Excerpt from the first tale, “Binderella, the girl who lives in a dustbin”
“A whole bag full of poisoned apples? You have a reason for this, I presume?”
“There are a lot of bad souls out there, sometimes one apple is just not enough.”
She looked off into the distance, as if she had just said something deeply profound, something with a lot of meaning, something that we all needed to mull over. And fair enough, there was a big philosophical debate there all right, waiting to be pried open. An in-depth discussion on the nature of Good versus Evil perhaps, or crime and punishment, and so on.
But now was not the time. For one thing the guards saw us (I think they have telescopes too, quite a useful tool in fairytales, don’t you think?) and they were calling us over, waving at us with their big armour-plated arms, their strong silver gloves, their chainmail glimmering in the sun. (How do they wear all that heavy stuff? And in this weather?)
We stood before them, a little too nervously for my liking.
“Who are you? And what are you doing here?”
I had to think fast on my smelly feet.
“We are a circus troupe. We are here to perform for the prince and the princess.”
“Just the five of you? Aren’t those two just rats?”
“I can act! I can act!” squealed Amor, her voice high, her temper rising.
“We are enough,” I said, “sufficient… at least to do a few scenes from Shakespeare. Twelfth Night perhaps?
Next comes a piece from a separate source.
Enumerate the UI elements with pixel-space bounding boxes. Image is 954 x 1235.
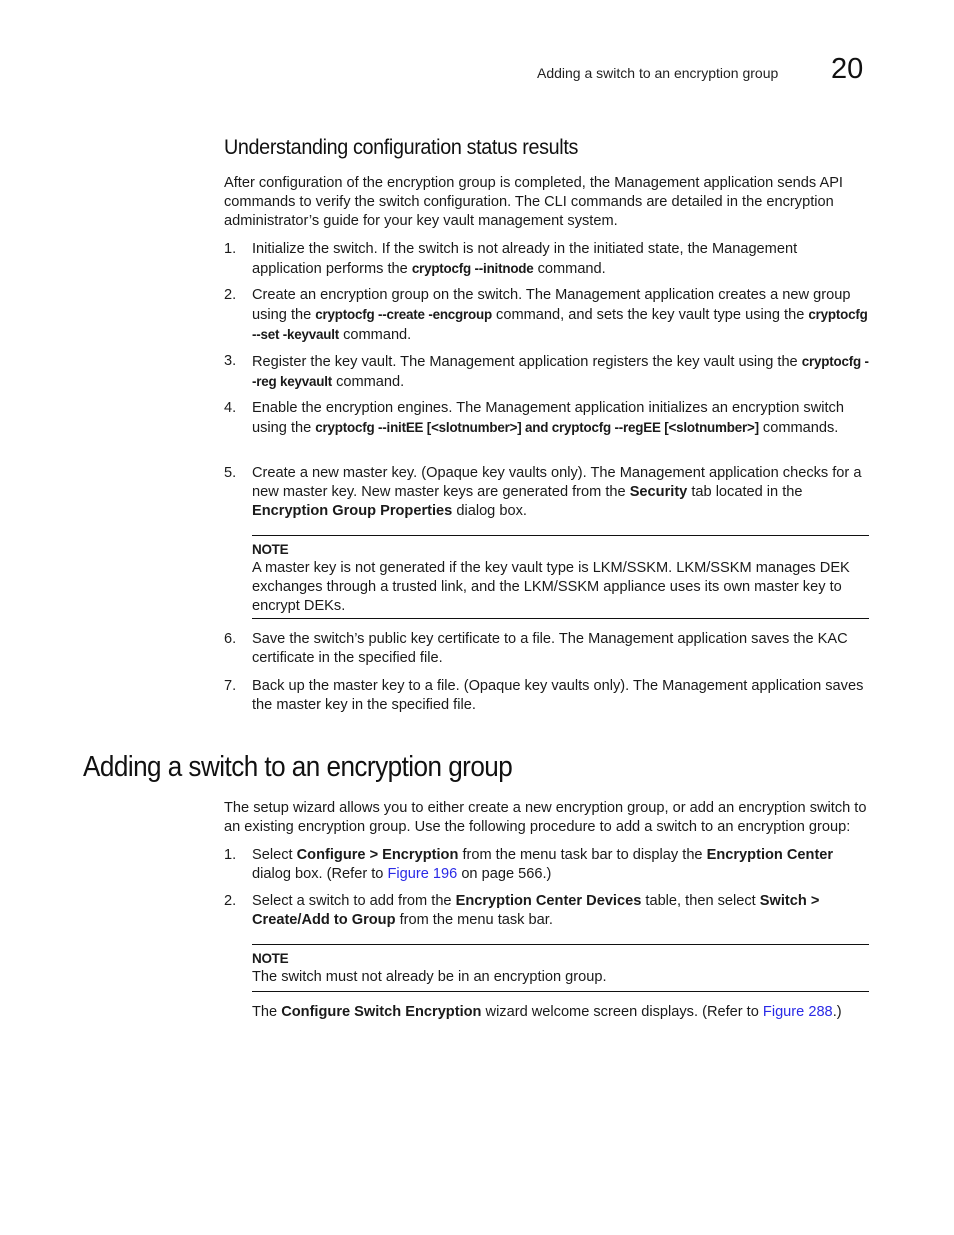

A Midsummer Night’s Dream? Or whatever the prince himself fancies.”
“Shakespeare? What the hell’s that?” said one of the burly guards, and he wasn’t joking. He shook one of his spears to see if he was on the right track.
I sighed. Really, what was the world coming to? He’d never heard of William Shakespeare?
“The prince only fancies a gulp or two of moonjuice these days. Nothing else.”
“Yeah, a gulp or two,” laughed the other guard. “Or three or four or five.”
“We can just do a little drama, or comedy,” I said. “This is all at the prince’s request, you know.”
They looked at me doubtfully.
“I’m not big on telling lies. I’m a big believer in truth, and I don’t like all this Fake News stuff that gets strewn about these days (it’s far more toxic than the garbage I live in). But sometimes a little fib is called for, in situations like this.
The guard checked his papers.
And when he couldn’t find anything in his papers he pulled out his mobile phone.
“Let me just check my schedule app.”
“You guys have mobile phones?” I said, incredulously.
“Yeah, why wouldn’t we?”
“Um, well, I don’t know, it just seems kind of wrong, doesn’t it, I mean we are in the middle of a fairytale here, it just seems kind of…”
“What? Seems kind of… what?”
“I have no idea what that means. For a smelly little thing you sure have some educated words on you.”
“It means out of place. Like it doesn’t fit in.”
“Yeah, well, this isn’t a normal fairytale is it? It’s more of a skewed fairytale. An alternative fairytale, if you will. An irreverent take on fairytales.”
Don’t worry, folks. He wasn’t using these words of his own accord. He was reading a review of this very book on the Internet using his mobile.”